The government’s intention is to publish proposals for a “green investment bank” following the spending review in the autumn. If that happens, we might expect legislation as early as 2011, a fairly ambitious timescale for such a complex institution.
The green investment bank would finance clean technology across the board and could be a vehicle to deliver the positive commitments of the government on climate change, provided that it is properly capitalised and has the right remit.
We are looking for £2 billion a year of government money from now until 2012. That sounds like a lot, but not all of it need be new money: some of it could come from funds already committed to green technology.

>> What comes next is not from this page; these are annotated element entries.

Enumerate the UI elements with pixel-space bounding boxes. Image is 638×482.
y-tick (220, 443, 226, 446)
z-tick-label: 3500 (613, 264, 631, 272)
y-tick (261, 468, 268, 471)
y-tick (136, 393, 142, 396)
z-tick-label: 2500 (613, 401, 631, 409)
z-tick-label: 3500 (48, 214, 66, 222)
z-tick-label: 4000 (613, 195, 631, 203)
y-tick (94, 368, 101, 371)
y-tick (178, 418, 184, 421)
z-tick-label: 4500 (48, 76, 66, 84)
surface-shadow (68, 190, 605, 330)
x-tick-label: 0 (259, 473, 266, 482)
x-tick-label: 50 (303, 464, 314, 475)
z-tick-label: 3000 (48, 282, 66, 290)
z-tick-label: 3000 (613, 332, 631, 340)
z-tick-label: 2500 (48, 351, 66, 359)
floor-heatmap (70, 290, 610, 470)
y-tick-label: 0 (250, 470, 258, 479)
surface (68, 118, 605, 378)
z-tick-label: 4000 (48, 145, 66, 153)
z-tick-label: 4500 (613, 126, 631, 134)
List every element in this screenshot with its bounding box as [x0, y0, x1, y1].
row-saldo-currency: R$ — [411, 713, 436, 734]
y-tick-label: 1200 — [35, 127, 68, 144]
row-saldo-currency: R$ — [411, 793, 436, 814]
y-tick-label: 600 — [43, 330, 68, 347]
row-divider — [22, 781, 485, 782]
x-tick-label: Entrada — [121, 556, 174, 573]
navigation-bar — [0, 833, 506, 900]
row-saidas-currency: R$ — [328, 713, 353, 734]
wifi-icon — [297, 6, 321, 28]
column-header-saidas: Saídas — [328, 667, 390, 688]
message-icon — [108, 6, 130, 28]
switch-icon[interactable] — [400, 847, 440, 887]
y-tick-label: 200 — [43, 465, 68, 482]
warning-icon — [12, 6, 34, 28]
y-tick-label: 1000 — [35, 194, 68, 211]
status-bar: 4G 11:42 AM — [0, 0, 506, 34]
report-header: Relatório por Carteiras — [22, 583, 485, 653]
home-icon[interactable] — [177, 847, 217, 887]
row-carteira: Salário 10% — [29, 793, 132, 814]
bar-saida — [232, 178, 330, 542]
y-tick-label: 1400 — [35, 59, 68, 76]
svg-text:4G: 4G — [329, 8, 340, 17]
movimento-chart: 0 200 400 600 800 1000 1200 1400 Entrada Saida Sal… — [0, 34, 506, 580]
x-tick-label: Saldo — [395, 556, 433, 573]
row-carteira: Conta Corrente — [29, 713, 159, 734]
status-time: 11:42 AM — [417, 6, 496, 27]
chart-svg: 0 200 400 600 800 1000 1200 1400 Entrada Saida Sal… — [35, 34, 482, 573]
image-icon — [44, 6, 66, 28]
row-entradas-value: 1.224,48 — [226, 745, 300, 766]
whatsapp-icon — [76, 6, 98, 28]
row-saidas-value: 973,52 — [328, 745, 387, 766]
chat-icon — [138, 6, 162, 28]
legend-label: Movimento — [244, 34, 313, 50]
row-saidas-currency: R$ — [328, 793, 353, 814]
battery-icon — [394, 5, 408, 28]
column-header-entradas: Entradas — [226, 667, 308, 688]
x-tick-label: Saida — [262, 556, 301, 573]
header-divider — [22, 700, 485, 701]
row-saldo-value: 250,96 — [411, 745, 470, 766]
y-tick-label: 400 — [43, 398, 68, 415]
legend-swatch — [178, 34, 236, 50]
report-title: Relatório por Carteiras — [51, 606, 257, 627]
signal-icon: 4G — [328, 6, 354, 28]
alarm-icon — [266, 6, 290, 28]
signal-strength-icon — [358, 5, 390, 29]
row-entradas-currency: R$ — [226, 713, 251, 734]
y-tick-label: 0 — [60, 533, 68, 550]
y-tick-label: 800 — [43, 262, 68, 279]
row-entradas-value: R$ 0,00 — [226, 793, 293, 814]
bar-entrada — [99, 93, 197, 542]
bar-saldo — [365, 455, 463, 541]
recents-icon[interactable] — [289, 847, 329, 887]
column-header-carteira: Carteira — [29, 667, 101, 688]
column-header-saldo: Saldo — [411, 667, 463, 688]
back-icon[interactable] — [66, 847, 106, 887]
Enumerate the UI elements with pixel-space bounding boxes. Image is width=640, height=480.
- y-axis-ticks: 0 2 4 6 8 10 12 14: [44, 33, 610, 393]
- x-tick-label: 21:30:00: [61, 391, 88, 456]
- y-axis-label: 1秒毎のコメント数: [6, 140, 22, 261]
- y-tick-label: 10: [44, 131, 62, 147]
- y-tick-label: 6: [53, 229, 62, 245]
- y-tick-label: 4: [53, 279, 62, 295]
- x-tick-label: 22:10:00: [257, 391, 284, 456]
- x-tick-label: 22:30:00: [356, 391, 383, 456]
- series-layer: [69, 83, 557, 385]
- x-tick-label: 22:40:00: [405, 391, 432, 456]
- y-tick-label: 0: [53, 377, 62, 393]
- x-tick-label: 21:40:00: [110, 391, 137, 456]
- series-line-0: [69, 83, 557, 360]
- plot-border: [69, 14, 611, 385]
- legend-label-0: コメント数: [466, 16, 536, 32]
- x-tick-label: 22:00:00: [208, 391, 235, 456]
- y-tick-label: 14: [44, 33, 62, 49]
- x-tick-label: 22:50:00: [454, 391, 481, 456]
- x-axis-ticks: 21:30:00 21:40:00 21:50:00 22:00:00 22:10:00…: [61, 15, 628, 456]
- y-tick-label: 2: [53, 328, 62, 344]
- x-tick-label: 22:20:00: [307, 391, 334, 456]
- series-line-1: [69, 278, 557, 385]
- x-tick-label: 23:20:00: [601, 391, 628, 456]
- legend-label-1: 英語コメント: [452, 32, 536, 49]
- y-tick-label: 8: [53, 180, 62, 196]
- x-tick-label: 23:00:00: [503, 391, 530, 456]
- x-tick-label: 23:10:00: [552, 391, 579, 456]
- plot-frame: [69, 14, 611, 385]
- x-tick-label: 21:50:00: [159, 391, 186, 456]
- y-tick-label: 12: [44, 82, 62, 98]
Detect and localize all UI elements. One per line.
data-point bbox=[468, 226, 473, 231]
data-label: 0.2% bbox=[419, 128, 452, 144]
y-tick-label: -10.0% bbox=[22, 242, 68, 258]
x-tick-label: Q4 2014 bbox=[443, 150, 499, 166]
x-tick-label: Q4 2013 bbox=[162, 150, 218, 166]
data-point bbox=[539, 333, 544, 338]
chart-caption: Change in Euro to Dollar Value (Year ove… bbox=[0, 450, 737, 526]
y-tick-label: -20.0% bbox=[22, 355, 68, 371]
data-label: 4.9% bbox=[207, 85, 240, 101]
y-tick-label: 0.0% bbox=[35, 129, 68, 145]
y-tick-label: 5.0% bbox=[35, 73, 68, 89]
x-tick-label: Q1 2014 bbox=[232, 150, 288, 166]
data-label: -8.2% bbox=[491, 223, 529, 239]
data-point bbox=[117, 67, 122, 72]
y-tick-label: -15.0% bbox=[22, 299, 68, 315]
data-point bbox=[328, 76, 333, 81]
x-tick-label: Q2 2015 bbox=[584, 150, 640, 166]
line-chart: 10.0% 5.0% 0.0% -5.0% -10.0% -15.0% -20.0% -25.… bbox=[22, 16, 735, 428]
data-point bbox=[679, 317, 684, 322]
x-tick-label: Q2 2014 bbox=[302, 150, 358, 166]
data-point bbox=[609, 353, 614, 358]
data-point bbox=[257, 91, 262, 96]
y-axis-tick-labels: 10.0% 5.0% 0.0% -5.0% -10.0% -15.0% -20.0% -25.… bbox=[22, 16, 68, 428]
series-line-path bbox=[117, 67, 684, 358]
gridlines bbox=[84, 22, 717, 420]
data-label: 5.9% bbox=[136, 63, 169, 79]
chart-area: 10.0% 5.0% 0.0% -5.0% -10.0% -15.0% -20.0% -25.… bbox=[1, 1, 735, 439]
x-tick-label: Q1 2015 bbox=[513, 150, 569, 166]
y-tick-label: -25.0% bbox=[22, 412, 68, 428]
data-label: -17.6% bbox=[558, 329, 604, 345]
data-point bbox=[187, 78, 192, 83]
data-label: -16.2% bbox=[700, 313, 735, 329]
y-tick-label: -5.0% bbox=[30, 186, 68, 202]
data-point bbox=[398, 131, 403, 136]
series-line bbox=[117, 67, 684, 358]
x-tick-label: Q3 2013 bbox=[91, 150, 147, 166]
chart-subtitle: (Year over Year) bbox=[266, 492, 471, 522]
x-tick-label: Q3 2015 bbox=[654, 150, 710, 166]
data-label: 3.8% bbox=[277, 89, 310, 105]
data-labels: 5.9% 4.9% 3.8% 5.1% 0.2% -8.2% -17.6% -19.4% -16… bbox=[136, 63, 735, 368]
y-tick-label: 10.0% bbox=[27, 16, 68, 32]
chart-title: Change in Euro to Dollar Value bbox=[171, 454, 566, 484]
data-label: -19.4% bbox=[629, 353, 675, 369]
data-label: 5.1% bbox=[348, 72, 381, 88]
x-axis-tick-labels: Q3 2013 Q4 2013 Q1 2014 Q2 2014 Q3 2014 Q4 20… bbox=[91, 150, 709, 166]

After that, we propose that the investment bank would receive the same annual sum out of revenues from the EU emissions trading scheme. It makes sense to take money from the permits bought by heavily carbon-emitting industries to invest in green technologies.
You have to put this in the context of the coalition agreement. There are some very promising commitments in there, but we’re waiting to see the policy detail and some real progress. Maybe the emergency Budget was almost too soon to expect this, but it’s important to keep up a sense of urgency, not only because of the reality of climate change but also for the UK to maintain a competitive advantage in green technology, which is essential to economic recovery.
In a lot of areas, the UK is behind on this. A very small proportion of our energy comes from renewable sources compared with Germany, Spain or Denmark.
However, there are areas where we can lead, or already do, such as offshore wind and low-carbon vehicles. There are extensive opportunities, but they require government support. A lot more still has to be done to ensure we remain a leader in these areas and start expanding our capacity.